Mais la pharmacienne ne baisse pas les bras et brandit l’argument de la question prioritaire de constitutionnalité (QPC). Le CNOP avait dans un premier temps refusé en décembre 2013 de transmettre au Conseil d’État la QPC soulevée par Mme C., à savoir : « la présence de représentants de l’État dans la composition des chambres de discipline ordinales, prévue par le Code la Santé publique, porte-t-elle atteinte aux droits et libertés constitutionnels, et notamment à l’article 16 de la Déclaration des droits de l’Homme et du citoyen garantissant l’impartialité et l’indépendance de l’exercice des fonctions juridictionnelles ? » Par un pourvoi en cassation, la titulaire obtient finalement du Conseil d’État le renvoi au Conseil constitutionnel de sa QPC. Le 20 mars 2015, le Conseil constitutionnel tranche : le principe d’impartialité est bien respecté mais pas celui d’indépendance. Résultat, le Conseil d’État juge que l’interdiction d’exercer confirmée par le CNOP en mars 2014 doit être annulée et renvoie l’affaire devant la chambre de discipline du CNOP.
Non bis in idem
Ce lundi 5 octobre, près de 4 ans après la première plainte, c’est donc la seconde et dernière fois que les conseillers ordinaux ont à juger les pratiques douteuses de leur consœur réunionnaise. Après une longue lecture des faits, Mme Aullois-Grillot, rapporteur, cède la parole à ses pairs. Mais l’assemblée reste silencieuse, comme assommée par la longue litanie des malversations commises par la titulaire absente. La parole est à la défense. Face à une telle accumulation de témoignages confondants et de preuves accablantes, l’avocate a choisi de ne pas plaider sur le fond. Il ne sera donc question ni du panier bourré de cartes Vitale retrouvé sur un comptoir de l’officine, ni des paires de bas de contention facturés deux fois au motif qu’il y a deux jambes, ni bien sûr de la revente des MNU instituée en système…
« Vous connaissez bien les faits, et pour cause, ce sont les mêmes qui ont été jugés au pénal », attaque l’avocate. Et l’on comprend vite que la plaidoirie s’en tiendra à un argument de forme. « Selon l’article 4 du Protocole n° 7 annexé à la Convention européenne des droits de l’Homme, signé par la France, nul ne peut être poursuivi, jugé ou puni deux fois pour les mêmes faits. » Cette règle, dite « non bis in idem », comme l’ensemble des traités internationaux, s’impose aux États avec une autorité supérieure à celle de leurs propres lois. « Autrement dit, résume Me Beauthier, elle doit aussi être respectée par le Conseil national de l’Ordre des pharmaciens, lequel, lorsqu’il statue en matière disciplinaire, est une juridiction administrative spécialisée. » Seule une « réserve française » aurait pu déroger au principe non bis in idem, précise-t-elle toutefois.
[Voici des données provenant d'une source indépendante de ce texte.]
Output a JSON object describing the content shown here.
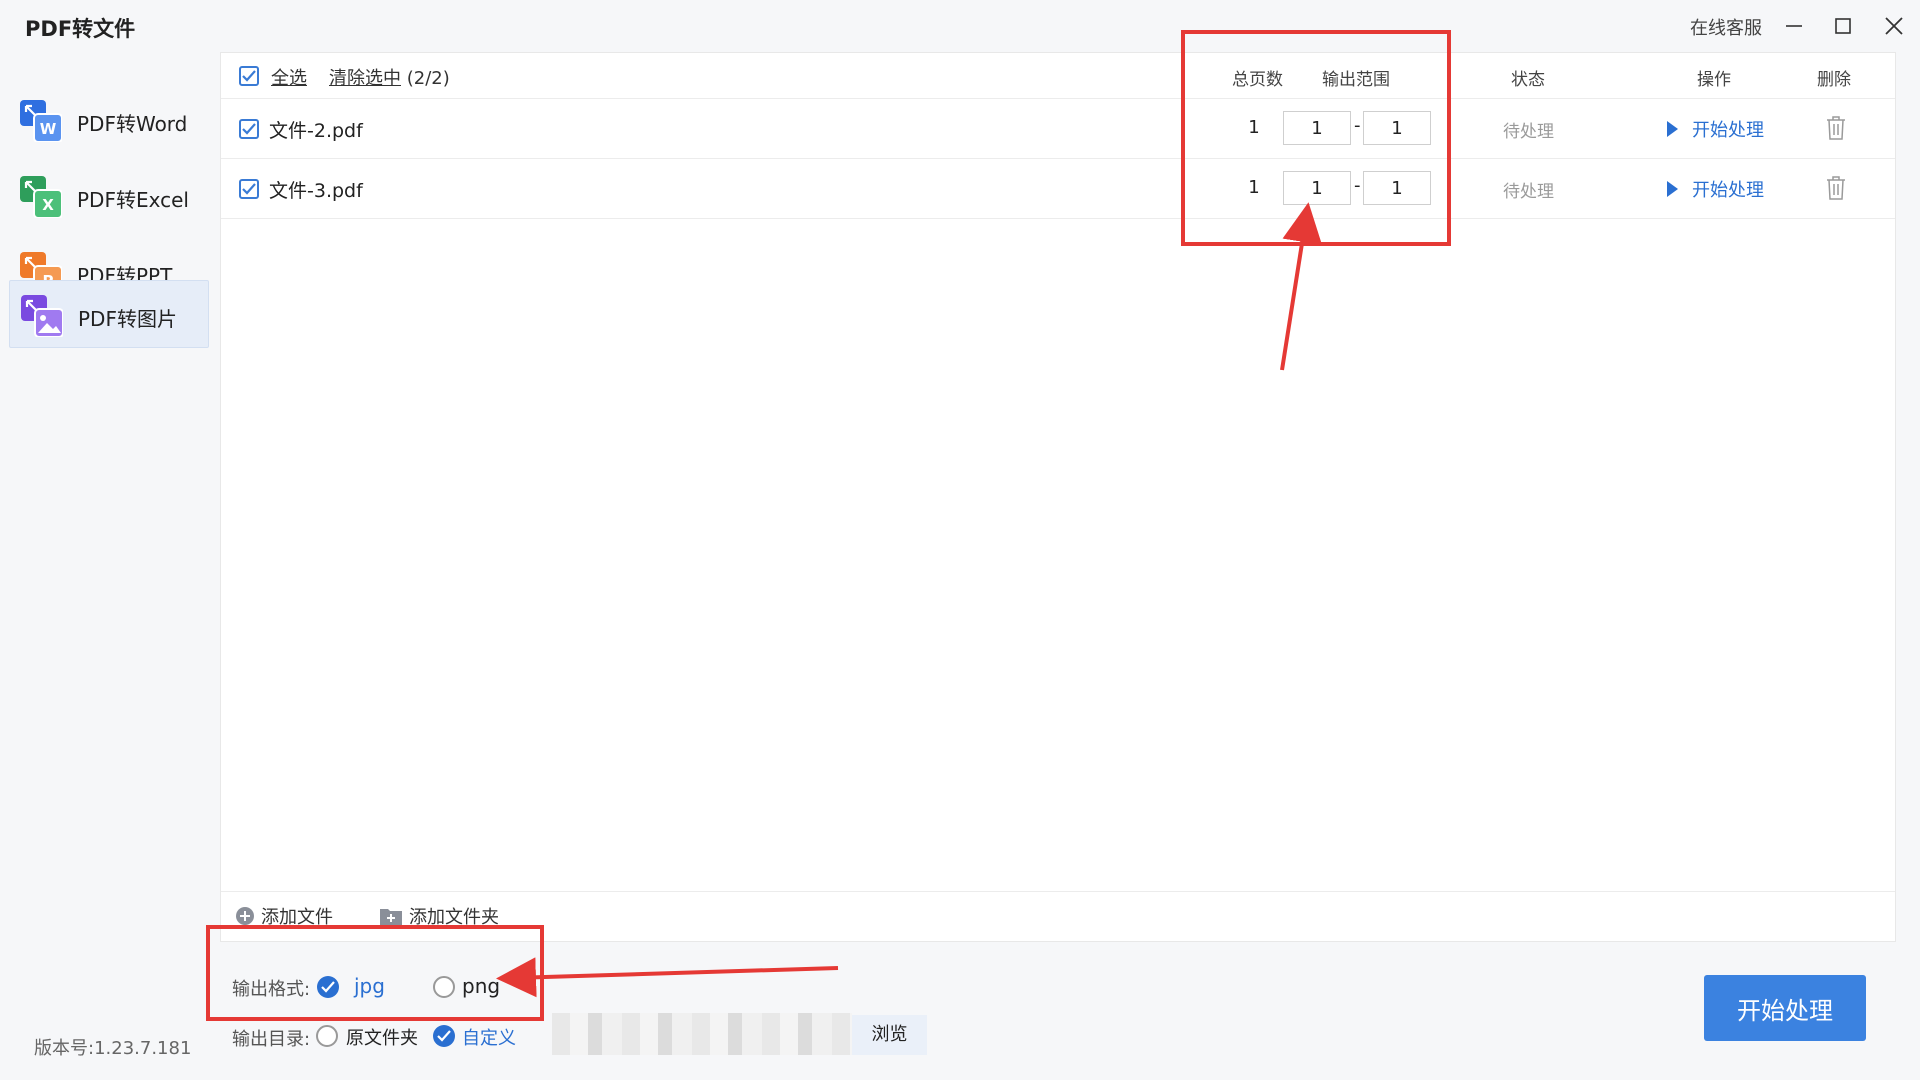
{
  "app": {
    "title": "PDF转文件",
    "online_service": "在线客服",
    "version": "版本号:1.23.7.181"
  },
  "sidebar": {
    "items": [
      {
        "label": "PDF转Word",
        "badge": "W",
        "color": "#2f6fe0",
        "active": false
      },
      {
        "label": "PDF转Excel",
        "badge": "X",
        "color": "#2e9e5b",
        "active": false
      },
      {
        "label": "PDF转PPT",
        "badge": "P",
        "color": "#ef7a2a",
        "active": false
      },
      {
        "label": "PDF转图片",
        "badge": "",
        "color": "#7a4ae0",
        "active": true
      }
    ]
  },
  "table": {
    "select_all": "全选",
    "clear_selected": "清除选中",
    "count": "(2/2)",
    "headers": {
      "pages": "总页数",
      "range": "输出范围",
      "status": "状态",
      "action": "操作",
      "delete": "删除"
    },
    "rows": [
      {
        "name": "文件-2.pdf",
        "pages": "1",
        "from": "1",
        "to": "1",
        "status": "待处理",
        "action": "开始处理"
      },
      {
        "name": "文件-3.pdf",
        "pages": "1",
        "from": "1",
        "to": "1",
        "status": "待处理",
        "action": "开始处理"
      }
    ]
  },
  "add": {
    "file": "添加文件",
    "folder": "添加文件夹"
  },
  "settings": {
    "format_label": "输出格式:",
    "format_options": [
      "jpg",
      "png"
    ],
    "format_selected": "jpg",
    "dir_label": "输出目录:",
    "dir_options": [
      "原文件夹",
      "自定义"
    ],
    "dir_selected": "自定义",
    "browse": "浏览",
    "start": "开始处理"
  },
  "range_dash": "-",
  "colors": {
    "accent": "#2a6fd1",
    "annotation": "#e53935",
    "primary_button": "#3b82e0"
  }
}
Cette réserve stipule que l’interdiction de cumul de poursuites ne vaut qu’en matière pénale, et ne s’applique donc pas aux procédures disciplinaires. Mais l’avocate a potassé son sujet et plante tranquillement le clou de sa démonstration : « mais la réserve française date d’un décret de janvier 1989, alors que la Cour européenne des droits de l’Homme a adopté une jurisprudence radicalement contraire dans de nombreux arrêts postérieurs à cette date. Dès lors les juridictions nationales, y compris l’Ordre des pharmaciens, ont l’obligation d’écarter la réserve française. » Et Me Beauthier de conclure en demandant l’annulation pure et simple des poursuites disciplinaires contre sa cliente et le rejet des plaintes formées à son encontre.
Si l’argument de procédure s’avère fondé, ce coup de tonnerre jurisprudentiel pourrait modifier en profondeur les règles et le fonctionnement de l’institution ordinale. Verdict dans un mois.